I wish I could blink and each and every one of you would be in my apartment this instant.
Because I have the best brownies to share.
If you can’t come here, I wish I could at least transport the smell.
Seriously, baking brownies produce the most euphoric smell.
If I can’t bring you here to share and I can’t give you the smell, at least I can share the recipe.

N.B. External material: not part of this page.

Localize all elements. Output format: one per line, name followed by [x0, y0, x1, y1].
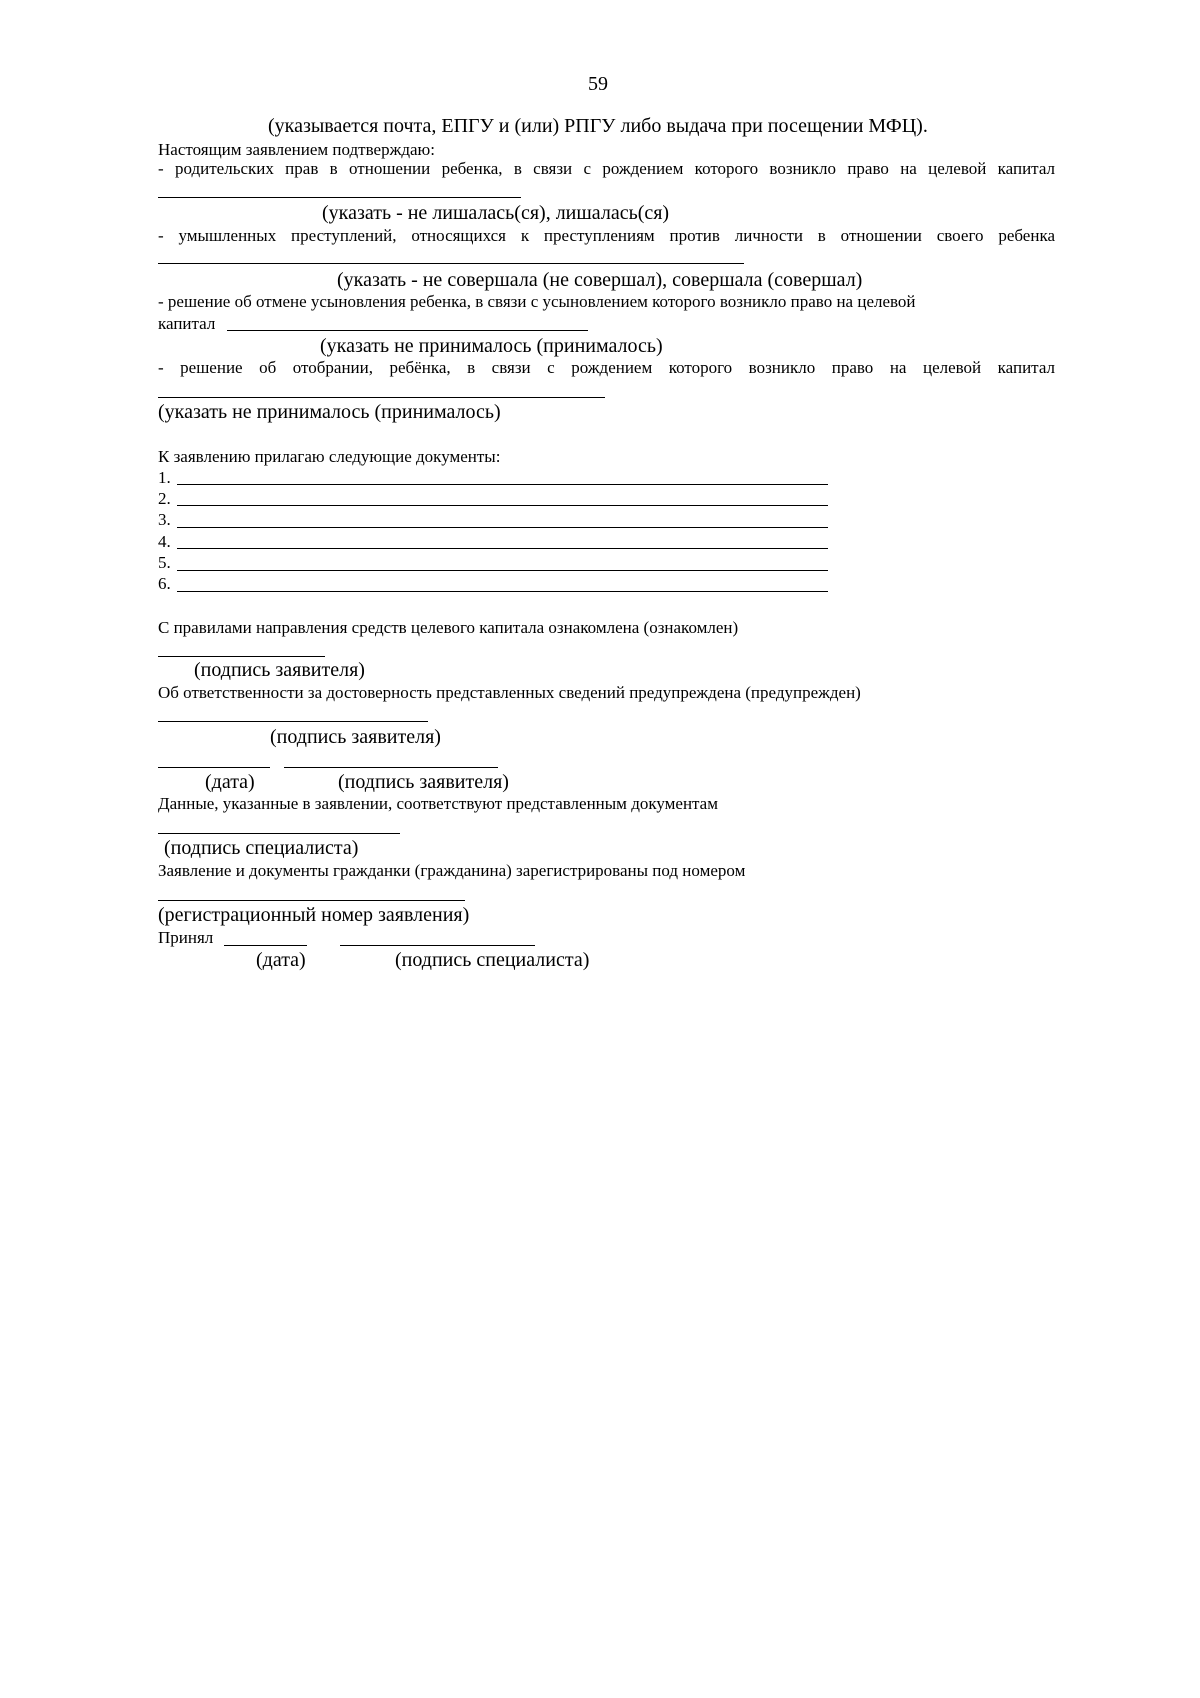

What you see below is the recipe using my substitutions based on the ingredients I had on hand. For example, I can’t find whole wheat pastry flour in Germany, but use a substitution of whole wheat flour and cornstarch to reach similar results.
Chocolate Vegan Brownies
3/4 cup whole wheat flour
3/4 Tbsp. corn starch
1/3 cup unsweetened cocoa powder
2 tsp baking powder
1/2 tsp baking soda
1/2 tsp. salt
1 cup unsweetened applesauce
1/4 cup organic unrefined whole cane sugar
1/4 cup agave nectar, maple syrup, or brown rice syrup
2 tsp vanilla
Preheat oven to 350 degrees Fahrenheit (175 degrees Celsius.)
1. Sift together flour, corn starch, cocoa powder, salt, baking powder and baking soda in small bowl.
2. In a medium bowl mix applesauce, sugar, agave nectar and vanilla until combined.
3. Stir in the dry ingredients. The batter reminds me of chocolate mouse. It is so fluffy and airy.
4. Fill pre-greased 8″ x 8″ pan (or something similar) and bake for 20 minutes or until the edges start separating from the sides of the pan and cracks form on top.
5. If you have sufficient self control, let the brownies sit for at least 30 minutes to cool before cutting and eating.
Next time, I’ll add a tsp. of instant coffee granules for an extra flavor kick.
I have always been a middle-piece kind of girl. Growing up, it was always obvious when I got into my mom’s baked treats because the center would be masterfully cut out.
With these brownies, ever slice is soft and fudgy like a middle piece.
In case you’re interested, here’s my dinner.
I was going to tell you about the tofu… but that was before the brownies.